Мой муж, распутывая узлы, оглянулся на портрет и сказал:
– Да у меня чуть не в каждой картине – окно…
И мы продолжали вносить в дом и втаскивать на второй этаж связки картин, привезенных из старой мастерской, – утомительное, но и радостное занятие, как всегда, когда затеваешь и воплощаешь что-то новое: новую комнату, новую картину или новую книгу.
И пока Борис развязывал и расставлял вдоль стен и на стеллажах работы, я смотрела на них новыми удивленными глазами: а ведь и правда – сколько их у него, этих картин, где в разных окнах сидят, стоят, выглядывают или проходят мимо разные люди. Да и сами картины были окнами, откуда глядели в мир множество персонажей, в том числе и сам художник, и мы, его домашние.

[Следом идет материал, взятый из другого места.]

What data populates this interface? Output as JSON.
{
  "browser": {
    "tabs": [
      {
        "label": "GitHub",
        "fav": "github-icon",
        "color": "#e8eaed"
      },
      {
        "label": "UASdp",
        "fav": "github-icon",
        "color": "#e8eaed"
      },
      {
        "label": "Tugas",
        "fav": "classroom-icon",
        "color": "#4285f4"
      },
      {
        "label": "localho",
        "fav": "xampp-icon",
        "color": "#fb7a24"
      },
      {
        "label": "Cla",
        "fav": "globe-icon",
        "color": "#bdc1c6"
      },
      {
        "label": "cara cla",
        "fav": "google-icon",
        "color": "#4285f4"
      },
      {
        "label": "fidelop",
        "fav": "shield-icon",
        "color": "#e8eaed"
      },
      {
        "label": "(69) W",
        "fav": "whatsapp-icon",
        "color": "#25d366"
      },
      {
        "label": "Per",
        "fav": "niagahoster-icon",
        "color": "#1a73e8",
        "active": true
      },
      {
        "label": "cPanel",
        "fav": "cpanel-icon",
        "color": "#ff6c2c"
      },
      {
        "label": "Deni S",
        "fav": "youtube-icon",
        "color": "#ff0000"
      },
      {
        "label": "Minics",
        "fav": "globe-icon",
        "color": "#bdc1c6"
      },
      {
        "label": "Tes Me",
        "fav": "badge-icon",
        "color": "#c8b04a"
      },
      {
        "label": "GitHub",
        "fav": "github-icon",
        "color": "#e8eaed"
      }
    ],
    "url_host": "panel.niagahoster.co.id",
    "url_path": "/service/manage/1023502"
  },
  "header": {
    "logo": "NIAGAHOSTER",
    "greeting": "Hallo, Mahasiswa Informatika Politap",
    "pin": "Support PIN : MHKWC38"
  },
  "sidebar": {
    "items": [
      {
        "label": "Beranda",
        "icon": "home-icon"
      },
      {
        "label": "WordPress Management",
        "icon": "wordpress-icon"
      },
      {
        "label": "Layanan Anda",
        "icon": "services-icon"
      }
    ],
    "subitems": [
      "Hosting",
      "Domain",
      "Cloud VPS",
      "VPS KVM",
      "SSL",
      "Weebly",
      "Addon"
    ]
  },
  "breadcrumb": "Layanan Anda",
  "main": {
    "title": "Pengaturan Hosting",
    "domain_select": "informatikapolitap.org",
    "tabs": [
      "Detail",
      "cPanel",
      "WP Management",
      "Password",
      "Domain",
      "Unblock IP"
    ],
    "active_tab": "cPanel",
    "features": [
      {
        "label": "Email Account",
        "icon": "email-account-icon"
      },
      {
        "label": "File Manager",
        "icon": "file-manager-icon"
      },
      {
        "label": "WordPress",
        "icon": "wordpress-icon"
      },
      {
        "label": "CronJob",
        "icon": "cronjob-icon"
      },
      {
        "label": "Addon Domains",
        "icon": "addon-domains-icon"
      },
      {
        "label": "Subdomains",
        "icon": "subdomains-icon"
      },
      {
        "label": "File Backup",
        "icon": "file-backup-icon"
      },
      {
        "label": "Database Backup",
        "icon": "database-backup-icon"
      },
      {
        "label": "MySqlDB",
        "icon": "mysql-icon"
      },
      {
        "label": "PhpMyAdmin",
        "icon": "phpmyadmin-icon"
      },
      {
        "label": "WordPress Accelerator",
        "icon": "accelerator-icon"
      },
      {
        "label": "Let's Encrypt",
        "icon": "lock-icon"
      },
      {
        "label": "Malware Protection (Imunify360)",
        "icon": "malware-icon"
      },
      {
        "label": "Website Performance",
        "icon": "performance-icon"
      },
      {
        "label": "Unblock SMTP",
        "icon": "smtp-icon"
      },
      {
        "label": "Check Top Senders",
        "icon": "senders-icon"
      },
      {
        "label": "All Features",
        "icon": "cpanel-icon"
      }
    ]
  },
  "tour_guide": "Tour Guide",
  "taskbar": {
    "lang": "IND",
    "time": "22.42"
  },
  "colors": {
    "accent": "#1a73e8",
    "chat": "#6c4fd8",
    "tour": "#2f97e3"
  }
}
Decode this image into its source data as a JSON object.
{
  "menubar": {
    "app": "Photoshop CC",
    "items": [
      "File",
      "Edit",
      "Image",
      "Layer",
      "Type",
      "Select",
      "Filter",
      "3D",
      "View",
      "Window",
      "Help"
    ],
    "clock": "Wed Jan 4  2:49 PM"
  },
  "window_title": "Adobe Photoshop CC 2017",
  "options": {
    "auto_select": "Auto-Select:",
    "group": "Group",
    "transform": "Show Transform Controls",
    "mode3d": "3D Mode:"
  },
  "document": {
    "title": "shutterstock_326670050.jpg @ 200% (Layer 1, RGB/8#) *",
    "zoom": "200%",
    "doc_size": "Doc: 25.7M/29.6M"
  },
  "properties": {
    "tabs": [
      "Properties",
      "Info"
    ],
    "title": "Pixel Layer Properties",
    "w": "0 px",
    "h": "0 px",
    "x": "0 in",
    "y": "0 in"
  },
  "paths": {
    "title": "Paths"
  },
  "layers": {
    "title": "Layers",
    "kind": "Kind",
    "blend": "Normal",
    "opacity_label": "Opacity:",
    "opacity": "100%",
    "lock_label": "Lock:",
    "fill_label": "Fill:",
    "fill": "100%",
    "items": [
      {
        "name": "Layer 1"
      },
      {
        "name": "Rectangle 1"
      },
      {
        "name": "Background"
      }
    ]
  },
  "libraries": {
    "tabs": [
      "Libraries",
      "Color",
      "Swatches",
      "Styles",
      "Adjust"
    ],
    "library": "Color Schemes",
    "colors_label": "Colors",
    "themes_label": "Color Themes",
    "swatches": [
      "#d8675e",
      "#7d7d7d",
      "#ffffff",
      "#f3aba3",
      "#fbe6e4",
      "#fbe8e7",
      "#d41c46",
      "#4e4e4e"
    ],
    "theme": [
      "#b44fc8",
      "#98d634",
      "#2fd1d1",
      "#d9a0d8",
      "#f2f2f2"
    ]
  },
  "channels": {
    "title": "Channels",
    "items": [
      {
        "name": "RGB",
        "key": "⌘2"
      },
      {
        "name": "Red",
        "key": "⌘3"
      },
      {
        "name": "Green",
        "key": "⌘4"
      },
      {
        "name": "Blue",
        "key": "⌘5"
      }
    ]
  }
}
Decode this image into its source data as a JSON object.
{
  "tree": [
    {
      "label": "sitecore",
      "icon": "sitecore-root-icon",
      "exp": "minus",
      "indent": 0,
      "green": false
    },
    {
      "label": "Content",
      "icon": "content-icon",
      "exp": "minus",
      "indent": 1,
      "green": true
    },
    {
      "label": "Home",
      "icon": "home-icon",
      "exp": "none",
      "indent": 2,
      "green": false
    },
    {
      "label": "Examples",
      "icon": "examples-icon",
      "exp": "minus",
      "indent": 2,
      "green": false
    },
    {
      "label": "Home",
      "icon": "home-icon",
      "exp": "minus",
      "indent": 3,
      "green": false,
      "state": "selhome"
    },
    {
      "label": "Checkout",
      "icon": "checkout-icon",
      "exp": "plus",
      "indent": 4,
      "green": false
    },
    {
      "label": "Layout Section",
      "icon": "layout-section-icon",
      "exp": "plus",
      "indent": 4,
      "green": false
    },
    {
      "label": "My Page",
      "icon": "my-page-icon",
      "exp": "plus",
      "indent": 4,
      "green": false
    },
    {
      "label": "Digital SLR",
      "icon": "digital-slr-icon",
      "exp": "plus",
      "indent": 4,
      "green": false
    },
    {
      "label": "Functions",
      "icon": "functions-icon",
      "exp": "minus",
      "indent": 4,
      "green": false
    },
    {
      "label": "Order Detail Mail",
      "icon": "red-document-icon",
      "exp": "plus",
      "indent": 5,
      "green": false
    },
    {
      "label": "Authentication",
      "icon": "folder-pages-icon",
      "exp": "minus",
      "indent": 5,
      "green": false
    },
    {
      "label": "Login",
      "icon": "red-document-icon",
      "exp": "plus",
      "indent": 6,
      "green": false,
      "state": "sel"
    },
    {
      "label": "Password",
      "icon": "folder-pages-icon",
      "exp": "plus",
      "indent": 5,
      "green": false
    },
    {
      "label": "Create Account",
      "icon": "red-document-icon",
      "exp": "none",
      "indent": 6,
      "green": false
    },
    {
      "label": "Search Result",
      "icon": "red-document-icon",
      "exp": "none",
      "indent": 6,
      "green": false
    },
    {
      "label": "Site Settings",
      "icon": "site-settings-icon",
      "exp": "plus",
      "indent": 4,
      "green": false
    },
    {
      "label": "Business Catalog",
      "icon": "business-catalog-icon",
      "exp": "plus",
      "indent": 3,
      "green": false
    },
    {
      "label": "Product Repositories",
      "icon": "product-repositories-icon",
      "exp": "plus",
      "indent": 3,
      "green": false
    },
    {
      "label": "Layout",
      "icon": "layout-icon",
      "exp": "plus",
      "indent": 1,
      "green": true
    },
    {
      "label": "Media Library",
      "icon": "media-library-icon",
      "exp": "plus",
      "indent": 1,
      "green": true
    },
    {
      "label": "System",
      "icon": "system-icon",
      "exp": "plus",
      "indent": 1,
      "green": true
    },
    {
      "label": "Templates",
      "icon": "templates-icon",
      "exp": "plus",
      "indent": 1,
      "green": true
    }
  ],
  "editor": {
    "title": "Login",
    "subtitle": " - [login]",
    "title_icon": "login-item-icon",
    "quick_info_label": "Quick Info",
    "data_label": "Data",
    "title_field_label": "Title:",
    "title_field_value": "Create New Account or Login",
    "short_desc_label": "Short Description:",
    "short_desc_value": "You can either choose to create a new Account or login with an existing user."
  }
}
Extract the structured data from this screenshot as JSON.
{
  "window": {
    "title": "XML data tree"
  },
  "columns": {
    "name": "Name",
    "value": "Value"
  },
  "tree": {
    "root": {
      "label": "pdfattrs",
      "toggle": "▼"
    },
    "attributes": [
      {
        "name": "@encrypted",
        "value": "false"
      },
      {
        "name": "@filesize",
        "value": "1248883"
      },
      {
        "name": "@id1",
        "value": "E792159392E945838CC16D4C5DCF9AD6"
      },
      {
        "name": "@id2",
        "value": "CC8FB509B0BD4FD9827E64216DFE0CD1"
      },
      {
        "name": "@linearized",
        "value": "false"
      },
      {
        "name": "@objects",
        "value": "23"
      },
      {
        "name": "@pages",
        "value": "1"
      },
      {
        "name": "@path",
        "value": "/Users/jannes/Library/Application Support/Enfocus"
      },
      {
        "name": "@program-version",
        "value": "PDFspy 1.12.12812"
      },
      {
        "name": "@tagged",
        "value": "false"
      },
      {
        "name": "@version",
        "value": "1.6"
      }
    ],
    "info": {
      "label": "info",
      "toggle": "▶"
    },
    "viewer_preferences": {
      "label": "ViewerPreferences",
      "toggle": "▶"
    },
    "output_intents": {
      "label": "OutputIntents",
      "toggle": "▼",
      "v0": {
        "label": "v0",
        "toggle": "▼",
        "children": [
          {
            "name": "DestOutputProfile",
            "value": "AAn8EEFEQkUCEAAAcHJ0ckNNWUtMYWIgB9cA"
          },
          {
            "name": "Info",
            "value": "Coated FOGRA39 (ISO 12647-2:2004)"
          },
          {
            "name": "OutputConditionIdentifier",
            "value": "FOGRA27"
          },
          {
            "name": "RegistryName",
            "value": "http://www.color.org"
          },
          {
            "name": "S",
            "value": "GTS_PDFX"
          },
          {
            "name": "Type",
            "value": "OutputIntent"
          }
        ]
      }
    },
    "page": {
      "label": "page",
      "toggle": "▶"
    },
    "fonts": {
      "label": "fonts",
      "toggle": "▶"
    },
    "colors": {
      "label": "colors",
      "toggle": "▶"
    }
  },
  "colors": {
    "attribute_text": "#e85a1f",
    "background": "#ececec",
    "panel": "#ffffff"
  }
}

Длинная анфилада оконных отражений…
Я сказала, ни с того ни с сего:
– А у нас во дворе, в Ташкенте, первый телевизор появился у дяди Саркиса. Вечерами соседи набивались к нему на торжественные сеансы, усаживались кто куда, и все глядели в крошечный экран. Линза была толстой, изображение кошмарным… Но лица зрителей сияли уважительным восхищением: ведь это чудо – в ящике, прямо в комнате, непонятно откуда возникает «настоящее кино»… Дядя Саркис отхлебывал из пиалы чай и произносил: «А-акно в мир!» – с таким достоинством, будто лично изобрел телевидение. А нам, детям, позволялось смотреть с улицы. Мы взбирались на подоконник открытого окна, сидели друг у друга на коленях, на закорках… и с этого окна смотрели внутрь комнаты, в другое окно – подслеповатое окошко экрана. В этом что-то есть, а?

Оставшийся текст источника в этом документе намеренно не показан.